Don't let a minor detail like the fact you don't have cash prevent you from contributing to an RRSP. There are ways to get around that.
If your poor cash flow is just a temporary problem, you can always borrow money by taking out an RRSP loan. Most banks, credit unions and other financial institutions offer preferred rates and flexible terms to people wanting to top up their RRSPs. Loans are widely available at the prime rate of 4.5 per cent, and some institutions will knock a quarter of a percentage point or more off that if you negotiate.
Moreover, they'll also wait up to 90 days before you have to start paying the money back, says Andrea Bumstead, associate vice-president of personal lending at TD Canada Trust.
This is to give people time to collect the income tax refund that the RRSP contribution will generate. A smart strategy is to use that refund to pay off, or reduce, the amount borrowed. "This gets the loan out of the way and also reduces the cost of borrowing."
But not everyone is eager to go into debt, even if borrowing for a worthy cause. And many are unwilling to invest borrowed money in equities that might drop further in value. But if you already own stocks or bonds outside your RRSP, you can use them to contribute.
The easiest way is to sell the investment and contribute the proceeds to the RRSP. But if you want to hang on to the stock, you can transfer the shares into a self-directed RRSP as a goods-in-kind contribution.
Any stocks, bonds, guaranteed investment certificates, savings bonds or similar investments held outside your RRSP that meet Revenue Canada eligibility rules can be transferred into your RRSP and claimed as a contribution.
"Virtually any kind of portfolio investment can be put into an RRSP" as long as it meets the criteria, says Ancaster, Ont., tax adviser Karen Yull, a principal with management consultant Grant Thornton LLP. "In return, you receive a RRSP contribution credit for the value of the investment going in."
If you're moving shares, their value is deemed to be whatever they were worth at the time they were transferred. So if they went up in value before you moved them into the RRSP, you'll have to declare a capital gain for income-tax purposes, Ms. Yull says.

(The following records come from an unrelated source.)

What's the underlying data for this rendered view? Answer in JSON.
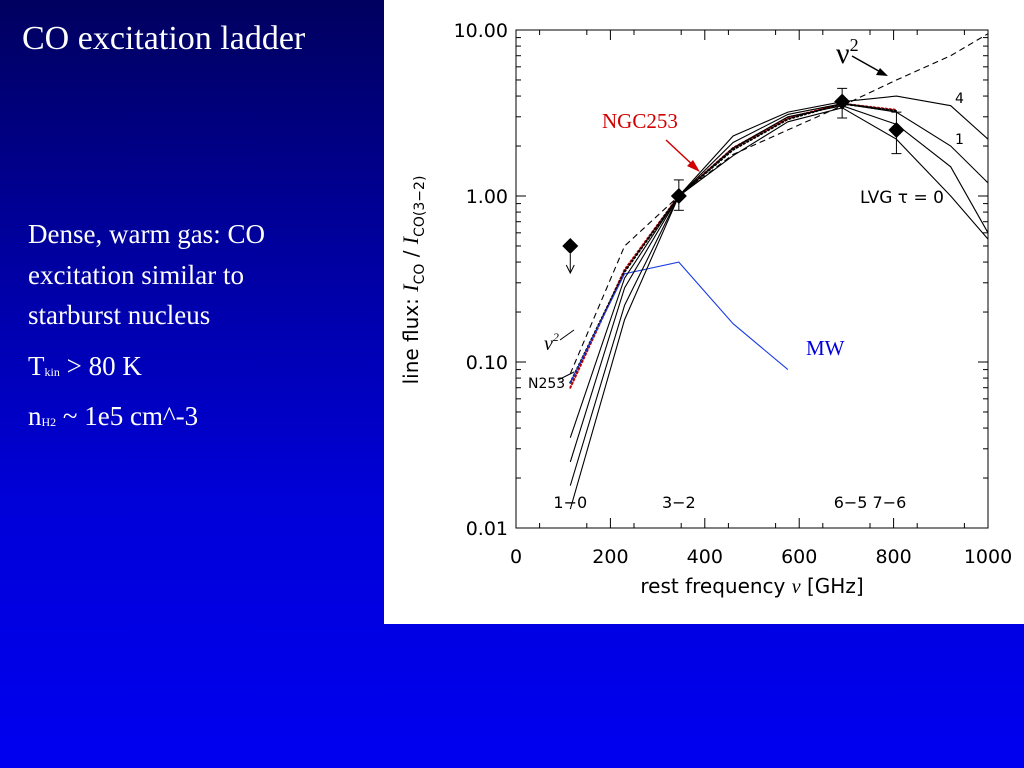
{
  "slide": {
    "title": "CO excitation ladder",
    "bullet_lines": [
      "Dense, warm gas: CO",
      "excitation similar to",
      "starburst nucleus"
    ],
    "tkin": {
      "symbol": "T",
      "sub": "kin",
      "rest": " > 80 K"
    },
    "nh2": {
      "symbol": "n",
      "sub": "H2",
      "rest": " ~ 1e5 cm^-3"
    }
  },
  "chart_data": {
    "type": "line",
    "x_axis": {
      "label_main": "rest frequency ",
      "label_symbol": "ν",
      "label_unit": " [GHz]",
      "range": [
        0,
        1000
      ],
      "ticks": [
        "0",
        "200",
        "400",
        "600",
        "800",
        "1000"
      ]
    },
    "y_axis": {
      "label_prefix": "line flux:  ",
      "label_ratio": "I",
      "label_sub_num": "CO",
      "label_sep": "  /  ",
      "label_sub_den": "CO(3−2)",
      "scale": "log",
      "range": [
        0.01,
        10
      ],
      "ticks": [
        "10.00",
        "1.00",
        "0.10",
        "0.01"
      ]
    },
    "transition_labels": [
      {
        "text": "1−0",
        "x": 115
      },
      {
        "text": "3−2",
        "x": 345
      },
      {
        "text": "6−5 7−6",
        "x": 750
      }
    ],
    "annotations": {
      "nu2_top": {
        "base": "ν",
        "sup": "2"
      },
      "nu2_left": {
        "base": "ν",
        "sup": "2"
      },
      "ngc253": "NGC253",
      "mw": "MW",
      "lvg": "LVG  τ = 0",
      "n253": "N253",
      "curve4": "4",
      "curve1": "1"
    },
    "series": [
      {
        "name": "",
        "style": "dashed",
        "color": "#000000",
        "points": [
          [
            115,
            0.085
          ],
          [
            230,
            0.5
          ],
          [
            345,
            1.0
          ],
          [
            460,
            1.78
          ],
          [
            576,
            2.5
          ],
          [
            691,
            3.5
          ],
          [
            806,
            5.0
          ],
          [
            921,
            7.0
          ],
          [
            1000,
            9.5
          ]
        ]
      },
      {
        "name": "NGC253",
        "style": "dotted",
        "color": "#c00000",
        "points": [
          [
            115,
            0.07
          ],
          [
            230,
            0.36
          ],
          [
            345,
            1.0
          ],
          [
            460,
            1.95
          ],
          [
            576,
            2.95
          ],
          [
            691,
            3.6
          ],
          [
            806,
            3.3
          ]
        ]
      },
      {
        "name": "N253",
        "style": "dotted",
        "color": "#000000",
        "points": [
          [
            115,
            0.075
          ],
          [
            230,
            0.35
          ],
          [
            345,
            1.0
          ],
          [
            460,
            1.9
          ],
          [
            576,
            2.9
          ],
          [
            691,
            3.6
          ],
          [
            806,
            3.25
          ]
        ]
      },
      {
        "name": "MW",
        "style": "solid",
        "color": "#1a3ce6",
        "points": [
          [
            115,
            0.075
          ],
          [
            230,
            0.34
          ],
          [
            345,
            0.4
          ],
          [
            460,
            0.17
          ],
          [
            576,
            0.09
          ]
        ]
      },
      {
        "name": "",
        "style": "solid",
        "color": "#000000",
        "points": [
          [
            115,
            0.035
          ],
          [
            230,
            0.32
          ],
          [
            345,
            1.0
          ],
          [
            460,
            2.3
          ],
          [
            576,
            3.2
          ],
          [
            691,
            3.7
          ],
          [
            806,
            4.0
          ],
          [
            921,
            3.5
          ],
          [
            1000,
            2.2
          ]
        ]
      },
      {
        "name": "",
        "style": "solid",
        "color": "#000000",
        "points": [
          [
            115,
            0.025
          ],
          [
            230,
            0.28
          ],
          [
            345,
            1.0
          ],
          [
            460,
            2.1
          ],
          [
            576,
            3.1
          ],
          [
            691,
            3.6
          ],
          [
            806,
            3.2
          ],
          [
            921,
            2.0
          ],
          [
            1000,
            1.2
          ]
        ]
      },
      {
        "name": "",
        "style": "solid",
        "color": "#000000",
        "points": [
          [
            115,
            0.018
          ],
          [
            230,
            0.22
          ],
          [
            345,
            1.0
          ],
          [
            460,
            1.95
          ],
          [
            576,
            3.0
          ],
          [
            691,
            3.5
          ],
          [
            806,
            2.7
          ],
          [
            921,
            1.5
          ],
          [
            1000,
            0.6
          ]
        ]
      },
      {
        "name": "",
        "style": "solid",
        "color": "#000000",
        "points": [
          [
            115,
            0.013
          ],
          [
            230,
            0.18
          ],
          [
            345,
            1.0
          ],
          [
            460,
            1.75
          ],
          [
            576,
            2.8
          ],
          [
            691,
            3.4
          ],
          [
            806,
            2.2
          ],
          [
            921,
            1.0
          ],
          [
            1000,
            0.55
          ]
        ]
      }
    ],
    "observations": [
      {
        "x": 115,
        "y": 0.5,
        "upper_limit": true
      },
      {
        "x": 345,
        "y": 1.0,
        "err_low": 0.82,
        "err_high": 1.25
      },
      {
        "x": 691,
        "y": 3.7,
        "err_low": 2.95,
        "err_high": 4.45
      },
      {
        "x": 806,
        "y": 2.5,
        "err_low": 1.8,
        "err_high": 3.2
      }
    ],
    "grid": false,
    "legend": "none"
  }
}
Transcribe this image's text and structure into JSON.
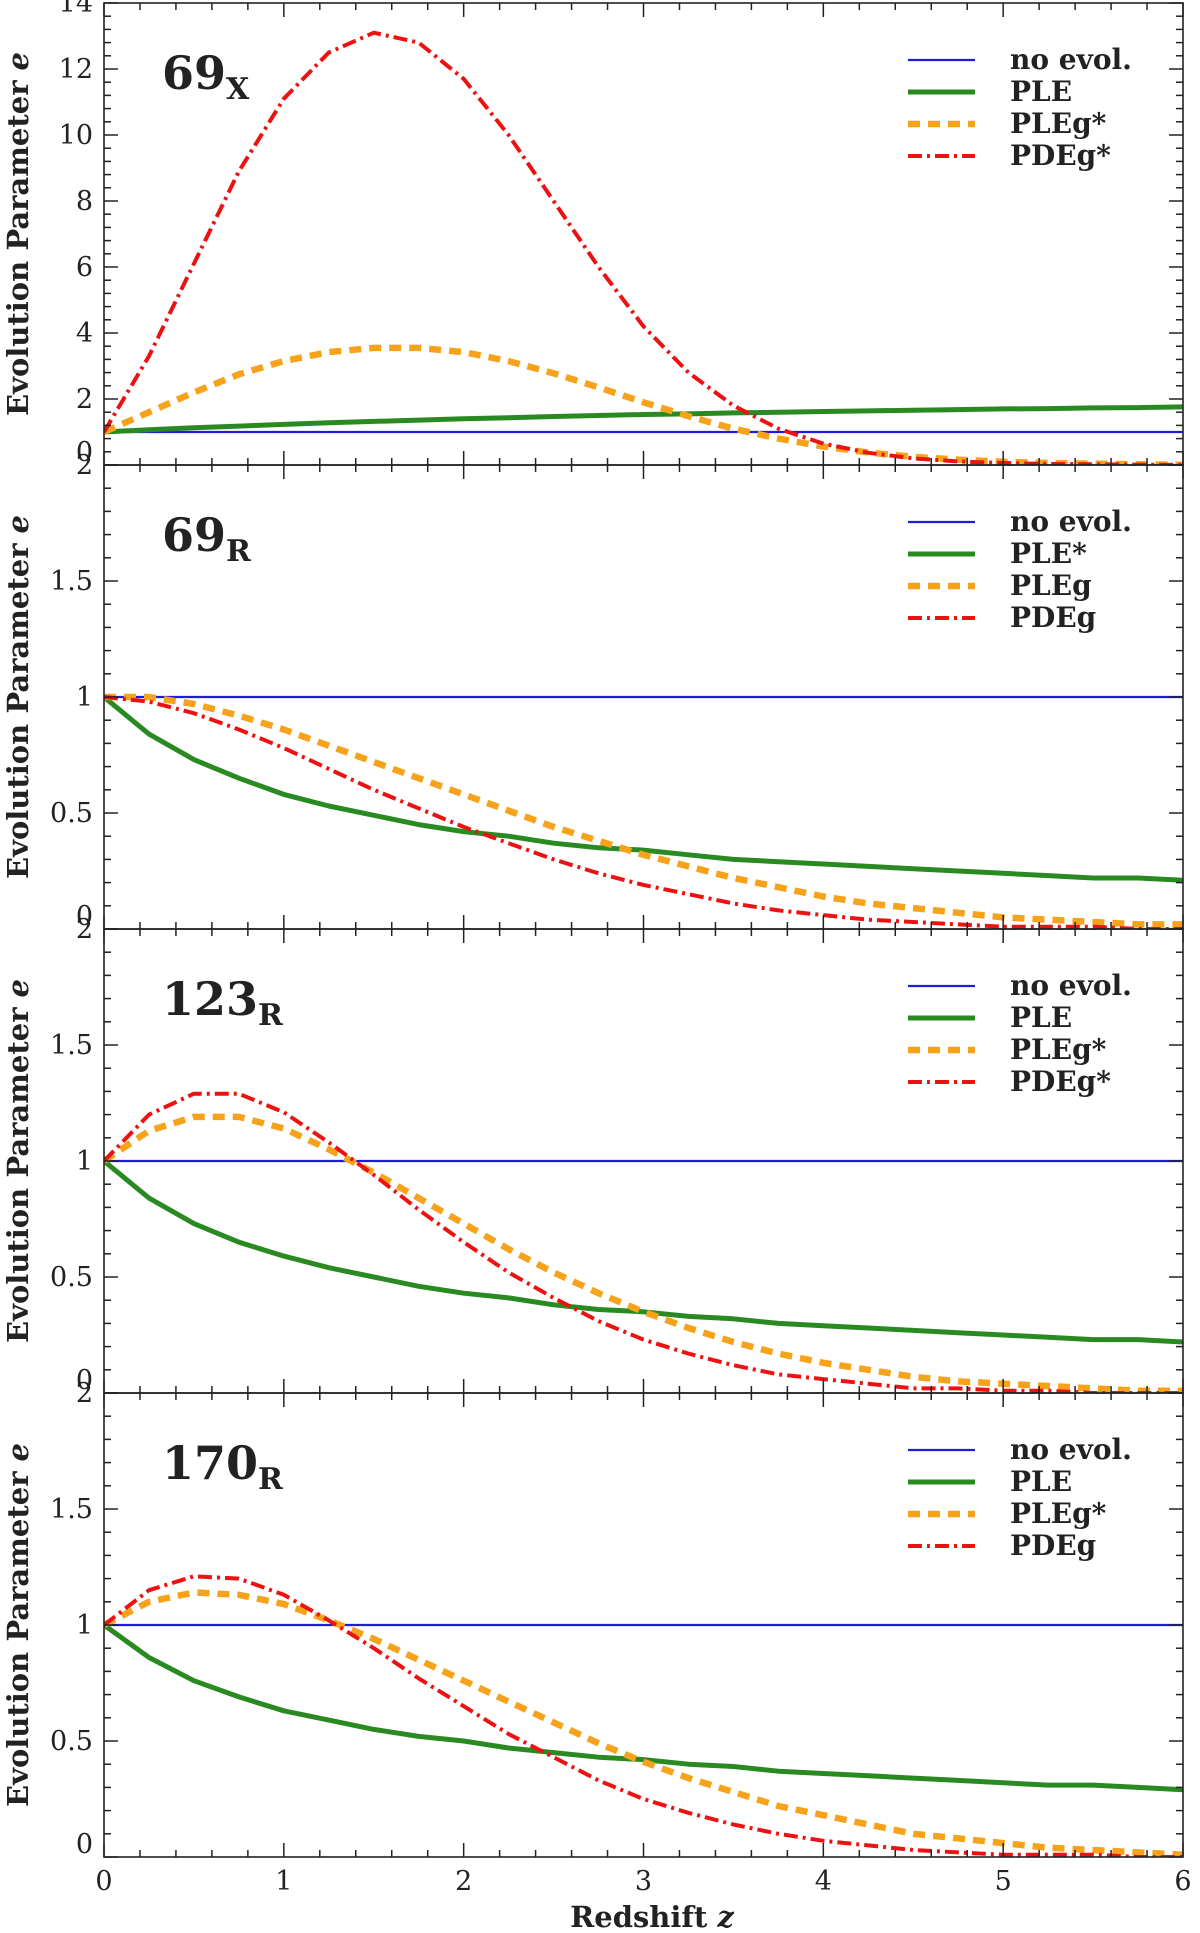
{
  "figure": {
    "xlabel": "Redshift",
    "xlabel_var": "z",
    "ylabel": "Evolution Parameter",
    "ylabel_var": "e"
  },
  "chart_data": [
    {
      "type": "line",
      "panel_label": "69",
      "panel_sub": "X",
      "xlim": [
        0,
        6
      ],
      "ylim": [
        0,
        14
      ],
      "x_ticks": [
        0,
        1,
        2,
        3,
        4,
        5,
        6
      ],
      "y_ticks": [
        "0",
        "2",
        "4",
        "6",
        "8",
        "10",
        "12",
        "14"
      ],
      "legend_position": "top-right",
      "x": [
        0,
        0.25,
        0.5,
        0.75,
        1,
        1.25,
        1.5,
        1.75,
        2,
        2.25,
        2.5,
        2.75,
        3,
        3.25,
        3.5,
        3.75,
        4,
        4.25,
        4.5,
        4.75,
        5,
        5.25,
        5.5,
        5.75,
        6
      ],
      "series": [
        {
          "name": "no evol.",
          "color": "#1c1cd9",
          "style": "solid-thin",
          "values": [
            1,
            1,
            1,
            1,
            1,
            1,
            1,
            1,
            1,
            1,
            1,
            1,
            1,
            1,
            1,
            1,
            1,
            1,
            1,
            1,
            1,
            1,
            1,
            1,
            1
          ]
        },
        {
          "name": "PLE",
          "color": "#2a8a22",
          "style": "solid-thick",
          "values": [
            1.0,
            1.07,
            1.13,
            1.18,
            1.23,
            1.28,
            1.32,
            1.36,
            1.4,
            1.43,
            1.47,
            1.5,
            1.53,
            1.55,
            1.58,
            1.6,
            1.62,
            1.64,
            1.66,
            1.68,
            1.7,
            1.71,
            1.73,
            1.74,
            1.76
          ]
        },
        {
          "name": "PLEg*",
          "color": "#f7a21b",
          "style": "dashed",
          "values": [
            1.0,
            1.6,
            2.2,
            2.75,
            3.15,
            3.42,
            3.55,
            3.55,
            3.42,
            3.15,
            2.78,
            2.35,
            1.9,
            1.48,
            1.1,
            0.8,
            0.56,
            0.38,
            0.25,
            0.16,
            0.1,
            0.06,
            0.04,
            0.02,
            0.01
          ]
        },
        {
          "name": "PDEg*",
          "color": "#ee1111",
          "style": "dashdot",
          "values": [
            1.0,
            3.3,
            6.1,
            8.9,
            11.1,
            12.5,
            13.1,
            12.8,
            11.7,
            10.0,
            8.0,
            6.0,
            4.2,
            2.8,
            1.8,
            1.1,
            0.65,
            0.37,
            0.2,
            0.11,
            0.06,
            0.03,
            0.02,
            0.01,
            0.0
          ]
        }
      ]
    },
    {
      "type": "line",
      "panel_label": "69",
      "panel_sub": "R",
      "xlim": [
        0,
        6
      ],
      "ylim": [
        0,
        2
      ],
      "x_ticks": [
        0,
        1,
        2,
        3,
        4,
        5,
        6
      ],
      "y_ticks": [
        "0",
        "0.5",
        "1",
        "1.5",
        "2"
      ],
      "legend_position": "top-right",
      "x": [
        0,
        0.25,
        0.5,
        0.75,
        1,
        1.25,
        1.5,
        1.75,
        2,
        2.25,
        2.5,
        2.75,
        3,
        3.25,
        3.5,
        3.75,
        4,
        4.25,
        4.5,
        4.75,
        5,
        5.25,
        5.5,
        5.75,
        6
      ],
      "series": [
        {
          "name": "no evol.",
          "color": "#1c1cd9",
          "style": "solid-thin",
          "values": [
            1,
            1,
            1,
            1,
            1,
            1,
            1,
            1,
            1,
            1,
            1,
            1,
            1,
            1,
            1,
            1,
            1,
            1,
            1,
            1,
            1,
            1,
            1,
            1,
            1
          ]
        },
        {
          "name": "PLE*",
          "color": "#2a8a22",
          "style": "solid-thick",
          "values": [
            1.0,
            0.84,
            0.73,
            0.65,
            0.58,
            0.53,
            0.49,
            0.45,
            0.42,
            0.4,
            0.37,
            0.35,
            0.34,
            0.32,
            0.3,
            0.29,
            0.28,
            0.27,
            0.26,
            0.25,
            0.24,
            0.23,
            0.22,
            0.22,
            0.21
          ]
        },
        {
          "name": "PLEg",
          "color": "#f7a21b",
          "style": "dashed",
          "values": [
            1.0,
            1.0,
            0.97,
            0.92,
            0.86,
            0.79,
            0.72,
            0.65,
            0.58,
            0.51,
            0.44,
            0.38,
            0.32,
            0.27,
            0.22,
            0.18,
            0.14,
            0.11,
            0.09,
            0.07,
            0.05,
            0.04,
            0.03,
            0.02,
            0.02
          ]
        },
        {
          "name": "PDEg",
          "color": "#ee1111",
          "style": "dashdot",
          "values": [
            1.0,
            0.98,
            0.93,
            0.86,
            0.78,
            0.69,
            0.6,
            0.52,
            0.44,
            0.37,
            0.3,
            0.24,
            0.19,
            0.15,
            0.11,
            0.08,
            0.06,
            0.04,
            0.03,
            0.02,
            0.01,
            0.01,
            0.01,
            0.0,
            0.0
          ]
        }
      ]
    },
    {
      "type": "line",
      "panel_label": "123",
      "panel_sub": "R",
      "xlim": [
        0,
        6
      ],
      "ylim": [
        0,
        2
      ],
      "x_ticks": [
        0,
        1,
        2,
        3,
        4,
        5,
        6
      ],
      "y_ticks": [
        "0",
        "0.5",
        "1",
        "1.5",
        "2"
      ],
      "legend_position": "top-right",
      "x": [
        0,
        0.25,
        0.5,
        0.75,
        1,
        1.25,
        1.5,
        1.75,
        2,
        2.25,
        2.5,
        2.75,
        3,
        3.25,
        3.5,
        3.75,
        4,
        4.25,
        4.5,
        4.75,
        5,
        5.25,
        5.5,
        5.75,
        6
      ],
      "series": [
        {
          "name": "no evol.",
          "color": "#1c1cd9",
          "style": "solid-thin",
          "values": [
            1,
            1,
            1,
            1,
            1,
            1,
            1,
            1,
            1,
            1,
            1,
            1,
            1,
            1,
            1,
            1,
            1,
            1,
            1,
            1,
            1,
            1,
            1,
            1,
            1
          ]
        },
        {
          "name": "PLE",
          "color": "#2a8a22",
          "style": "solid-thick",
          "values": [
            1.0,
            0.84,
            0.73,
            0.65,
            0.59,
            0.54,
            0.5,
            0.46,
            0.43,
            0.41,
            0.38,
            0.36,
            0.35,
            0.33,
            0.32,
            0.3,
            0.29,
            0.28,
            0.27,
            0.26,
            0.25,
            0.24,
            0.23,
            0.23,
            0.22
          ]
        },
        {
          "name": "PLEg*",
          "color": "#f7a21b",
          "style": "dashed",
          "values": [
            1.0,
            1.13,
            1.19,
            1.19,
            1.14,
            1.05,
            0.95,
            0.84,
            0.73,
            0.62,
            0.52,
            0.43,
            0.35,
            0.28,
            0.22,
            0.17,
            0.13,
            0.1,
            0.07,
            0.05,
            0.04,
            0.03,
            0.02,
            0.01,
            0.01
          ]
        },
        {
          "name": "PDEg*",
          "color": "#ee1111",
          "style": "dashdot",
          "values": [
            1.0,
            1.2,
            1.29,
            1.29,
            1.21,
            1.08,
            0.94,
            0.79,
            0.65,
            0.52,
            0.41,
            0.31,
            0.23,
            0.17,
            0.12,
            0.08,
            0.06,
            0.04,
            0.02,
            0.02,
            0.01,
            0.01,
            0.0,
            0.0,
            0.0
          ]
        }
      ]
    },
    {
      "type": "line",
      "panel_label": "170",
      "panel_sub": "R",
      "xlim": [
        0,
        6
      ],
      "ylim": [
        0,
        2
      ],
      "x_ticks": [
        0,
        1,
        2,
        3,
        4,
        5,
        6
      ],
      "y_ticks": [
        "0",
        "0.5",
        "1",
        "1.5",
        "2"
      ],
      "legend_position": "top-right",
      "x": [
        0,
        0.25,
        0.5,
        0.75,
        1,
        1.25,
        1.5,
        1.75,
        2,
        2.25,
        2.5,
        2.75,
        3,
        3.25,
        3.5,
        3.75,
        4,
        4.25,
        4.5,
        4.75,
        5,
        5.25,
        5.5,
        5.75,
        6
      ],
      "series": [
        {
          "name": "no evol.",
          "color": "#1c1cd9",
          "style": "solid-thin",
          "values": [
            1,
            1,
            1,
            1,
            1,
            1,
            1,
            1,
            1,
            1,
            1,
            1,
            1,
            1,
            1,
            1,
            1,
            1,
            1,
            1,
            1,
            1,
            1,
            1,
            1
          ]
        },
        {
          "name": "PLE",
          "color": "#2a8a22",
          "style": "solid-thick",
          "values": [
            1.0,
            0.86,
            0.76,
            0.69,
            0.63,
            0.59,
            0.55,
            0.52,
            0.5,
            0.47,
            0.45,
            0.43,
            0.42,
            0.4,
            0.39,
            0.37,
            0.36,
            0.35,
            0.34,
            0.33,
            0.32,
            0.31,
            0.31,
            0.3,
            0.29
          ]
        },
        {
          "name": "PLEg*",
          "color": "#f7a21b",
          "style": "dashed",
          "values": [
            1.0,
            1.1,
            1.14,
            1.13,
            1.09,
            1.02,
            0.94,
            0.85,
            0.76,
            0.67,
            0.58,
            0.49,
            0.41,
            0.34,
            0.28,
            0.22,
            0.18,
            0.14,
            0.1,
            0.08,
            0.06,
            0.04,
            0.03,
            0.02,
            0.01
          ]
        },
        {
          "name": "PDEg",
          "color": "#ee1111",
          "style": "dashdot",
          "values": [
            1.0,
            1.15,
            1.21,
            1.2,
            1.13,
            1.02,
            0.9,
            0.77,
            0.65,
            0.53,
            0.43,
            0.33,
            0.25,
            0.19,
            0.14,
            0.1,
            0.07,
            0.05,
            0.03,
            0.02,
            0.01,
            0.01,
            0.01,
            0.0,
            0.0
          ]
        }
      ]
    }
  ]
}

But fixed-income products like Canada Savings Bonds and GICs don't generate capital gains and will produce tax-sheltered income inside the RRSP, she says.
Sandra Hrvacanin, an investment adviser with RBC Dominion Securities Inc. in Richmond, B.C., says "we've actually done a fair amount of that [goods-in-kind contributions) this year."
The challenge when deciding what to move into an RRSP is to trade off investments that have lost money against shares that have experienced a capital gain, she says.
She cites the example of someone who paid $10,000 five years ago for an investment that is now worth $13,000. The person moves the shares into an RRSP and claims the $3,000 capital gain. Then he or she looks at another $10,000 investment made 10 months ago that is now worth $7,000. The person sells it, claims the loss and the paperwork offsets the $3,000 capital-gains claim.
In rare circumstances, mortgages can also be held in a self-directed RRSP, but it's not commonly done because the cost of the extensive paperwork involved tends to negate potential tax savings, Ms. Hrvacanin says.